Tuesday, January 17, 2012

Physician, Leave That Bagel

The Times reports today that the Obama administration will require pharmaceutical companies, equipment maker and the like to disclose payments to physicians. These payments can run from a bagel and lox lunch spread to consulting and lecture fees in the millions:

Many researchers have found evidence that such payments can influence doctors’ treatment decisions and contribute to higher costs by encouraging the use of more expensive drugs and medical devices.

Consumer advocates and members of Congress say patients may benefit from the new standards, being issued by the government under the new health care law. Officials said the disclosures increased the likelihood that doctors would make decisions in the best interests of patients, without regard to the doctors’ financial interests.

Large numbers of doctors receive payments from drug and device companies every year — sometimes into the hundreds of thousands or millions of dollars — in exchange for providing advice and giving lectures. Analyses by The New York Times and others have found that about a quarter of doctors take cash payments from drug or device makers and that nearly two-thirds accept routine gifts of food, including lunch for staff members and dinner for themselves.

The Times has found that doctors who take money from drug makers often practice medicine differently from those who do not and that they are more willing to prescribe drugs in risky and unapproved ways, such as prescribing powerful antipsychotic medicines for children.

http://www.nytimes.com/2012/01/17/health/policy/us-to-tell-drug-makers-to-disclose-payments-to-doctors.html?pagewanted=1&hp

This move is long overdue. Such emoluments are ubiquitous, and pose a moral hazard all too often bowed to, and sometimes not even acknowledged. What's a bagel?

The subject of marketing of such things to physicians is, politely put, a target-rich environment.
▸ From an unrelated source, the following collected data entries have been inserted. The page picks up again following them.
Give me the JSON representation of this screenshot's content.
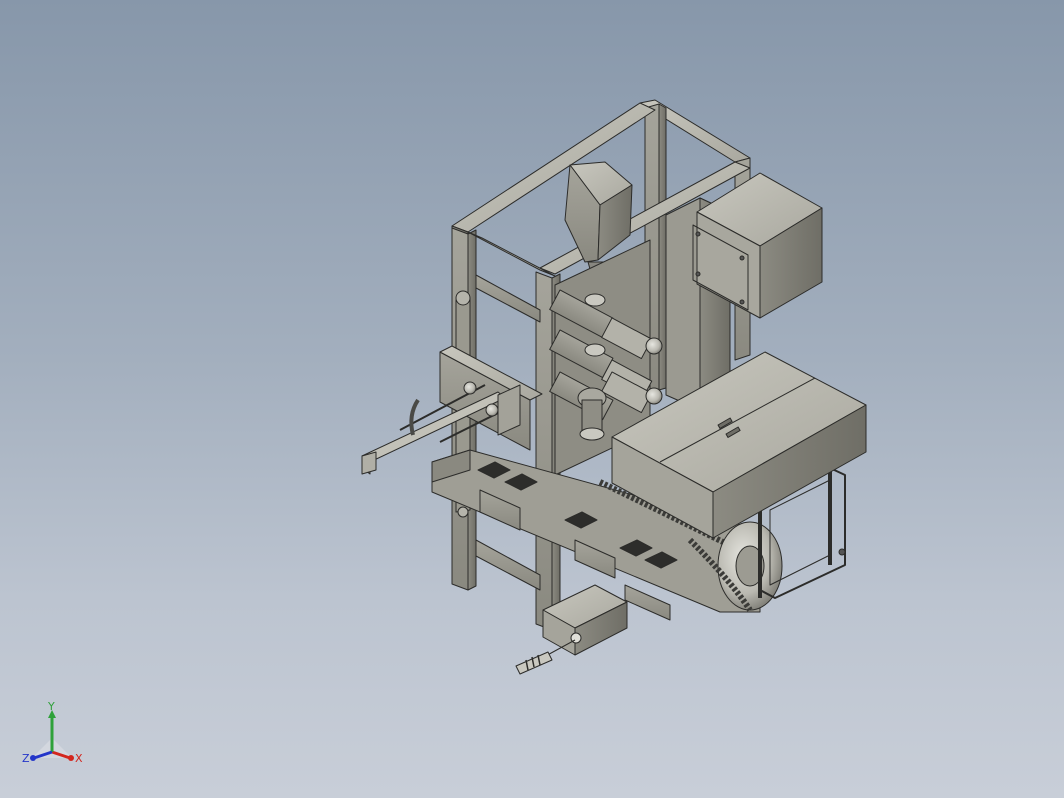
{
  "viewport": {
    "model_name": "",
    "colors": {
      "background_top": "#8797aa",
      "background_bottom": "#c8ced8",
      "part_light": "#bdbcb3",
      "part_mid": "#9e9d93",
      "part_dark": "#6f6e66",
      "edge": "#2c2c2a"
    }
  },
  "triad": {
    "x_label": "X",
    "y_label": "Y",
    "z_label": "Z",
    "x_color": "#d3261e",
    "y_color": "#2fa13a",
    "z_color": "#2436c9"
  }
}
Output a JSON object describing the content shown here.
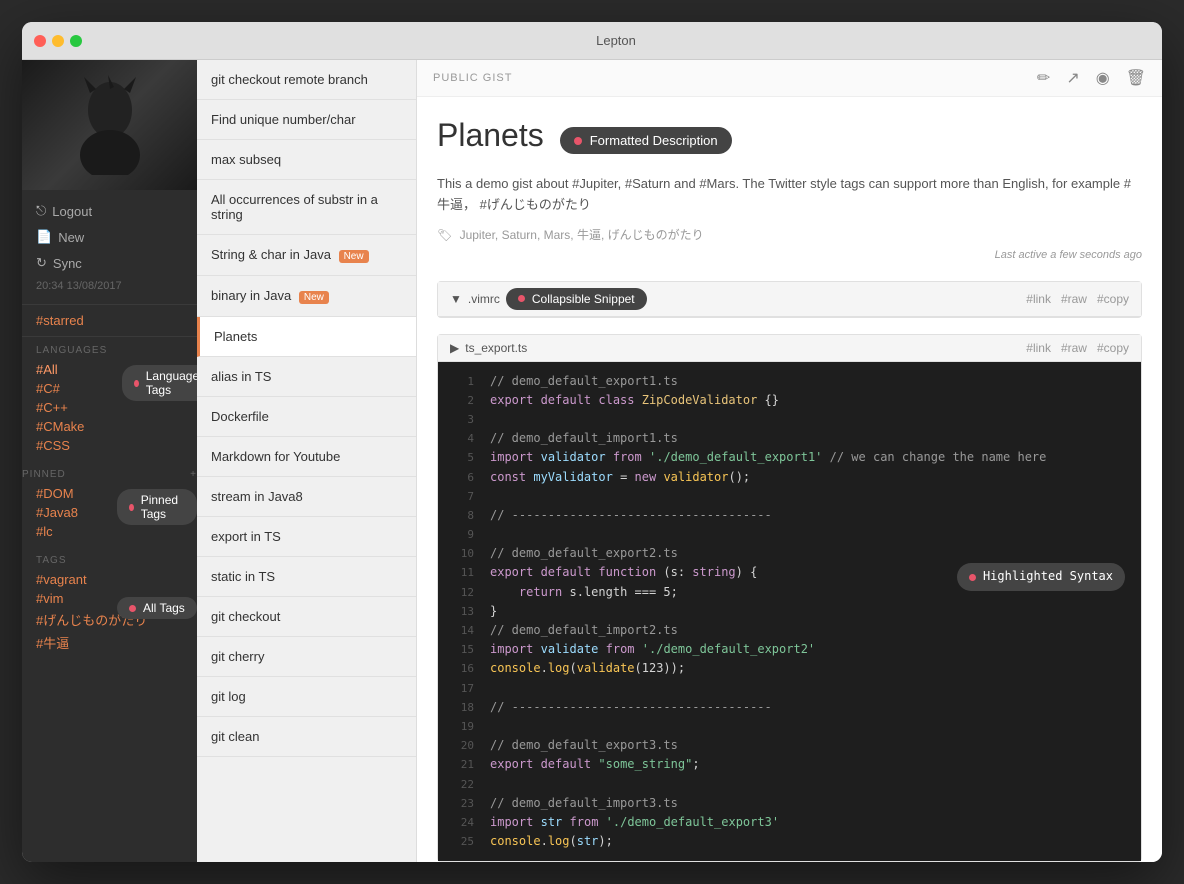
{
  "window": {
    "title": "Lepton"
  },
  "sidebar": {
    "actions": [
      {
        "label": "Logout",
        "icon": "→"
      },
      {
        "label": "New",
        "icon": "□"
      },
      {
        "label": "Sync",
        "icon": "↻"
      }
    ],
    "timestamp": "20:34 13/08/2017",
    "starred_tag": "#starred",
    "languages_label": "LANGUAGES",
    "languages": [
      {
        "label": "#All",
        "active": true
      },
      {
        "label": "#C#"
      },
      {
        "label": "#C++"
      },
      {
        "label": "#CMake"
      },
      {
        "label": "#CSS"
      }
    ],
    "pinned_label": "PINNED",
    "pinned_add_icon": "+",
    "pinned_tags": [
      {
        "label": "#DOM"
      },
      {
        "label": "#Java8"
      },
      {
        "label": "#lc"
      }
    ],
    "tags_label": "TAGS",
    "tags": [
      {
        "label": "#vagrant"
      },
      {
        "label": "#vim"
      },
      {
        "label": "#げんじものがたり"
      },
      {
        "label": "#牛逼"
      }
    ],
    "lang_tags_badge": "Language Tags",
    "pinned_tags_badge": "Pinned Tags",
    "all_tags_badge": "All Tags"
  },
  "list": {
    "items": [
      {
        "label": "git checkout remote branch",
        "active": false,
        "new": false
      },
      {
        "label": "Find unique number/char",
        "active": false,
        "new": false
      },
      {
        "label": "max subseq",
        "active": false,
        "new": false
      },
      {
        "label": "All occurrences of substr in a string",
        "active": false,
        "new": false
      },
      {
        "label": "String & char in Java",
        "active": false,
        "new": true
      },
      {
        "label": "binary in Java",
        "active": false,
        "new": true
      },
      {
        "label": "Planets",
        "active": true,
        "new": false
      },
      {
        "label": "alias in TS",
        "active": false,
        "new": false
      },
      {
        "label": "Dockerfile",
        "active": false,
        "new": false
      },
      {
        "label": "Markdown for Youtube",
        "active": false,
        "new": false
      },
      {
        "label": "stream in Java8",
        "active": false,
        "new": false
      },
      {
        "label": "export in TS",
        "active": false,
        "new": false
      },
      {
        "label": "static in TS",
        "active": false,
        "new": false
      },
      {
        "label": "git checkout",
        "active": false,
        "new": false
      },
      {
        "label": "git cherry",
        "active": false,
        "new": false
      },
      {
        "label": "git log",
        "active": false,
        "new": false
      },
      {
        "label": "git clean",
        "active": false,
        "new": false
      }
    ]
  },
  "detail": {
    "public_gist_label": "PUBLIC GIST",
    "icons": [
      "✏️",
      "↗",
      "👁",
      "🗑"
    ],
    "title": "Planets",
    "description": "This a demo gist about #Jupiter, #Saturn and #Mars. The Twitter style tags can support more than English, for example #牛逼，  #げんじものがたり",
    "tags": "Jupiter, Saturn, Mars, 牛逼, げんじものがたり",
    "last_active": "Last active a few seconds ago",
    "formatted_description_badge": "Formatted Description",
    "snippets": [
      {
        "filename": ".vimrc",
        "collapsible": true,
        "collapsible_badge": "Collapsible Snippet",
        "actions": [
          "#link",
          "#raw",
          "#copy"
        ]
      },
      {
        "filename": "ts_export.ts",
        "collapsible": false,
        "highlighted_badge": "Highlighted Syntax",
        "actions": [
          "#link",
          "#raw",
          "#copy"
        ]
      }
    ],
    "code_lines": [
      {
        "num": 1,
        "content": "// demo_default_export1.ts",
        "type": "comment"
      },
      {
        "num": 2,
        "content": "export default class ZipCodeValidator {}",
        "type": "code"
      },
      {
        "num": 3,
        "content": "",
        "type": "empty"
      },
      {
        "num": 4,
        "content": "// demo_default_import1.ts",
        "type": "comment"
      },
      {
        "num": 5,
        "content": "import validator from './demo_default_export1' // we can change the name here",
        "type": "code"
      },
      {
        "num": 6,
        "content": "const myValidator = new validator();",
        "type": "code"
      },
      {
        "num": 7,
        "content": "",
        "type": "empty"
      },
      {
        "num": 8,
        "content": "// ------------------------------------",
        "type": "comment"
      },
      {
        "num": 9,
        "content": "",
        "type": "empty"
      },
      {
        "num": 10,
        "content": "// demo_default_export2.ts",
        "type": "comment"
      },
      {
        "num": 11,
        "content": "export default function (s: string) {",
        "type": "code"
      },
      {
        "num": 12,
        "content": "    return s.length === 5;",
        "type": "code"
      },
      {
        "num": 13,
        "content": "}",
        "type": "code"
      },
      {
        "num": 14,
        "content": "// demo_default_import2.ts",
        "type": "comment"
      },
      {
        "num": 15,
        "content": "import validate from './demo_default_export2'",
        "type": "code"
      },
      {
        "num": 16,
        "content": "console.log(validate(123));",
        "type": "code"
      },
      {
        "num": 17,
        "content": "",
        "type": "empty"
      },
      {
        "num": 18,
        "content": "// ------------------------------------",
        "type": "comment"
      },
      {
        "num": 19,
        "content": "",
        "type": "empty"
      },
      {
        "num": 20,
        "content": "// demo_default_export3.ts",
        "type": "comment"
      },
      {
        "num": 21,
        "content": "export default \"some_string\";",
        "type": "code"
      },
      {
        "num": 22,
        "content": "",
        "type": "empty"
      },
      {
        "num": 23,
        "content": "// demo_default_import3.ts",
        "type": "comment"
      },
      {
        "num": 24,
        "content": "import str from './demo_default_export3'",
        "type": "code"
      },
      {
        "num": 25,
        "content": "console.log(str);",
        "type": "code"
      }
    ]
  }
}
For instance, drug companies routinely recruit cheerleaders, pretty ladies with a positive attitude, as saleswomen:

http://www.nytimes.com/2005/11/28/business/28cheer.html?scp=1&sq=drug%20sales%20cheerleaders&st=cse

Another, perhaps more morally hazardous example: prostate cancer can be treated with radiation or surgery, or, in the case of a slow-growing tumor, even ignored. Specialized radiation units are being marketed, and sold, to the very urological surgeons who usually make the decision regarding treatment. The DaVinci surgical robot has become a marketing tool for both urologists and hospitals eager to increase their market share of prostate treatment without clear benefit over skilled surgery (or sometimes radiation or observation). Tidy profits are made, the units are sometimes leased and always depreciated on taxes by their owners. If you own a hammer, you look for a nail, especially if the nail is worth thousands of dollars to you. Not a part of the free enterprise, profit driven health care system that appeals to a patient interested in an unbiased decision with his needs unambiguously at the core of it.